Gastroclonium reflexum is a small red alga (Rhodophyta) reported from Ireland and Britain.

==Description==
This small alga grows to about 6 cm long: the fronds grow from a branched holdfast are reflexed and form haptera where they meet the rock. The branches are hollow, terete to 6 cm long and constricted by septa giving a beaded appearance. The secondary branching is dichotomous, distichous. In colour they are dark purplish red. The species is very similar to Chylocladia verticillata with which it may be confused. Spermatangia, cystocarps and polysporangia have been recorded.

==Distribution==
Gastroclonium is widely distributed in the north Atlantic Ocean and Mediterranean Sea, where it grows epilithically or epiphytically in the littoral or sublittoral zones.
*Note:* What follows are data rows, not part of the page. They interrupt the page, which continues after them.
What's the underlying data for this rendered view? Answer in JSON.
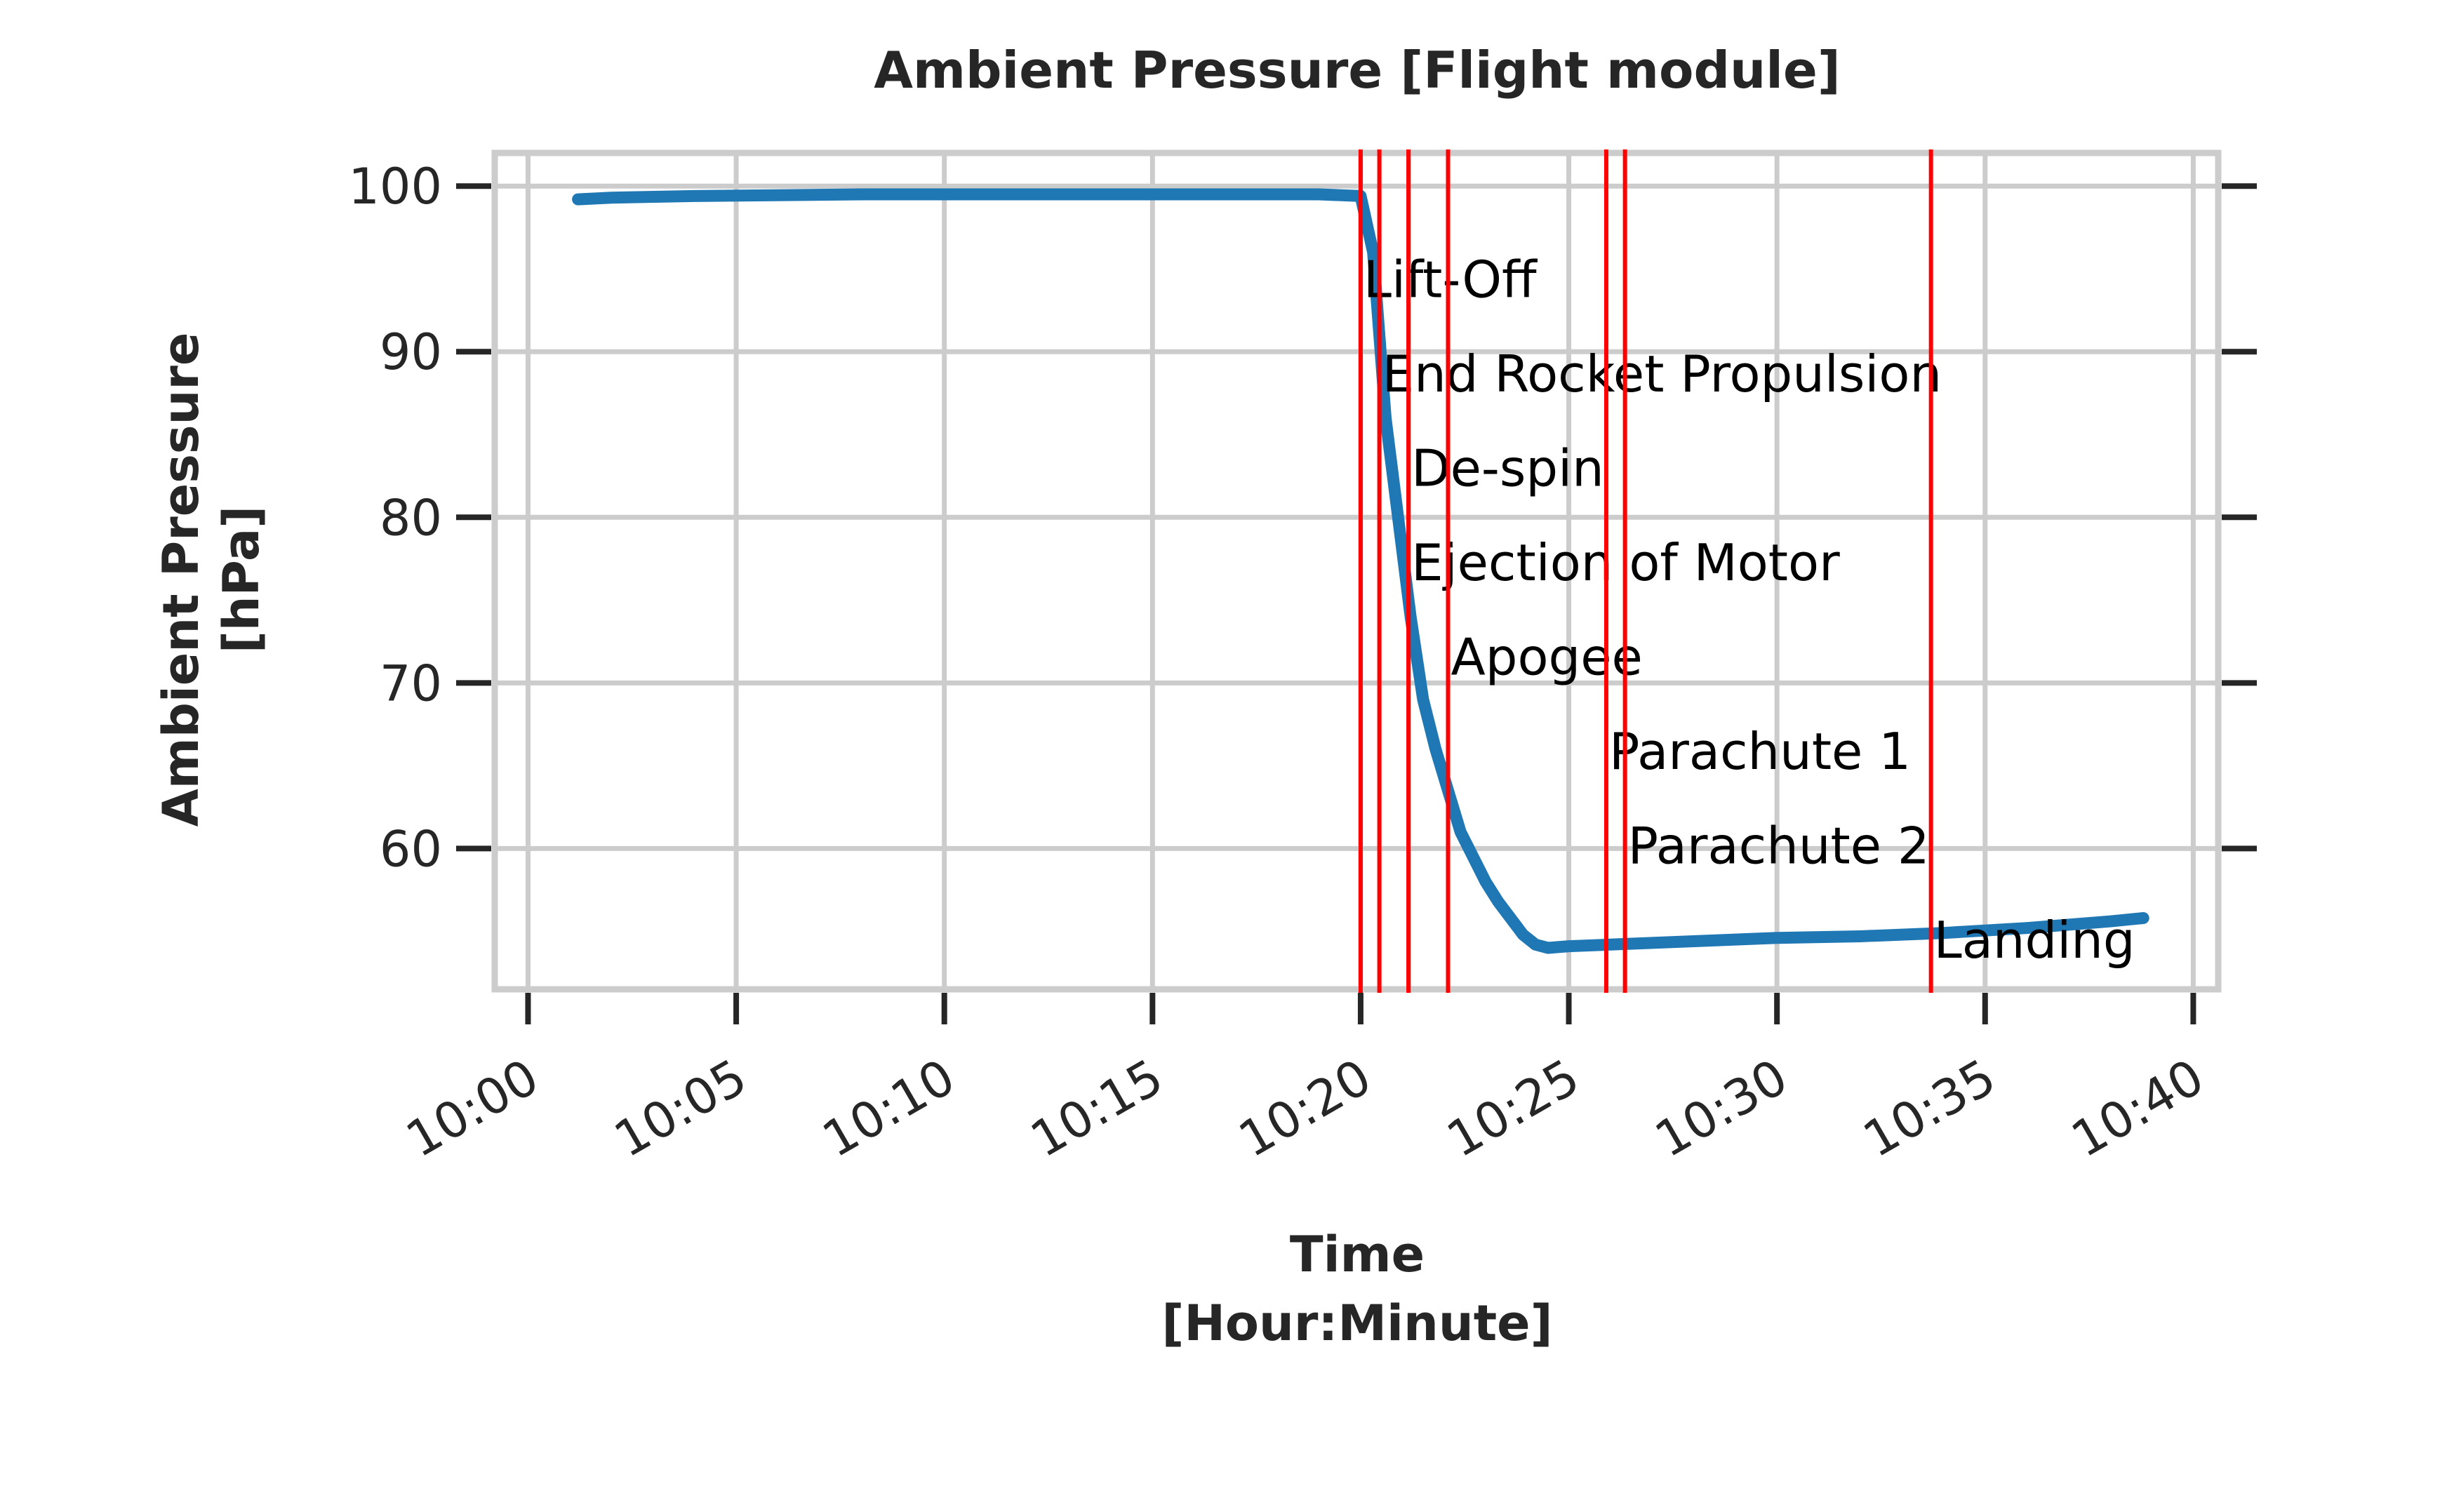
{
  "chart_data": {
    "type": "line",
    "title": "Ambient Pressure [Flight module]",
    "xlabel": [
      "Time",
      "[Hour:Minute]"
    ],
    "ylabel": [
      "Ambient Pressure",
      "[hPa]"
    ],
    "xlim": [
      "09:59:12",
      "10:40:36"
    ],
    "ylim": [
      51.5,
      102
    ],
    "x_ticks": [
      "10:00",
      "10:05",
      "10:10",
      "10:15",
      "10:20",
      "10:25",
      "10:30",
      "10:35",
      "10:40"
    ],
    "y_ticks": [
      60,
      70,
      80,
      90,
      100
    ],
    "grid": true,
    "line_color": "#1f77b4",
    "event_color": "#ff0000",
    "series": [
      {
        "x": [
          "10:01:12",
          "10:02:00",
          "10:04:00",
          "10:08:00",
          "10:12:00",
          "10:16:00",
          "10:19:00",
          "10:20:00",
          "10:20:18",
          "10:20:36",
          "10:20:54",
          "10:21:12",
          "10:21:30",
          "10:21:48",
          "10:22:06",
          "10:22:24",
          "10:22:42",
          "10:23:00",
          "10:23:18",
          "10:23:36",
          "10:23:54",
          "10:24:12",
          "10:24:30",
          "10:25:00",
          "10:26:00",
          "10:28:00",
          "10:30:00",
          "10:32:00",
          "10:34:00",
          "10:36:00",
          "10:38:00",
          "10:38:48"
        ],
        "y": [
          99.2,
          99.3,
          99.4,
          99.5,
          99.5,
          99.5,
          99.5,
          99.4,
          96.0,
          86.0,
          80.0,
          74.0,
          69.0,
          66.0,
          63.5,
          61.0,
          59.5,
          58.0,
          56.8,
          55.8,
          54.8,
          54.2,
          54.0,
          54.1,
          54.2,
          54.4,
          54.6,
          54.7,
          54.9,
          55.2,
          55.6,
          55.8
        ]
      }
    ],
    "events": [
      {
        "time": "10:20:00",
        "label": "Lift-Off",
        "label_y": 94.4
      },
      {
        "time": "10:20:27",
        "label": "End Rocket Propulsion",
        "label_y": 88.7
      },
      {
        "time": "10:21:09",
        "label": "De-spin",
        "label_y": 83.0
      },
      {
        "time": "10:21:09",
        "label": "Ejection of Motor",
        "label_y": 77.3
      },
      {
        "time": "10:22:06",
        "label": "Apogee",
        "label_y": 71.6
      },
      {
        "time": "10:25:54",
        "label": "Parachute 1",
        "label_y": 65.9
      },
      {
        "time": "10:26:21",
        "label": "Parachute 2",
        "label_y": 60.2
      },
      {
        "time": "10:33:42",
        "label": "Landing",
        "label_y": 54.5
      }
    ]
  }
}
In Great Britain, it has been recorded from Cornwall, Devon, Sussex, Norfolk, Pembrokeshire and Glamorgan. It was first recorded from Ireland by W.H.Harvey as Chylocladia reflexa Leorm. and published in 1846.
Outside the British Isles, Gastroclonium has been recorded from the Channel Islands, Spain, Portugal, the Canary Islands, the Mediterranean Sea, Namibia, Morocco and South Africa.

==Records==
Specimens collected from Lough Swilly by W. Sawers in 1854 are now preserved in the Ulster Museum (BEL) (F7058; F7059 and F7060) were redetermined as Chylocladia verticillata by Guiry as Chylocladia verticillata.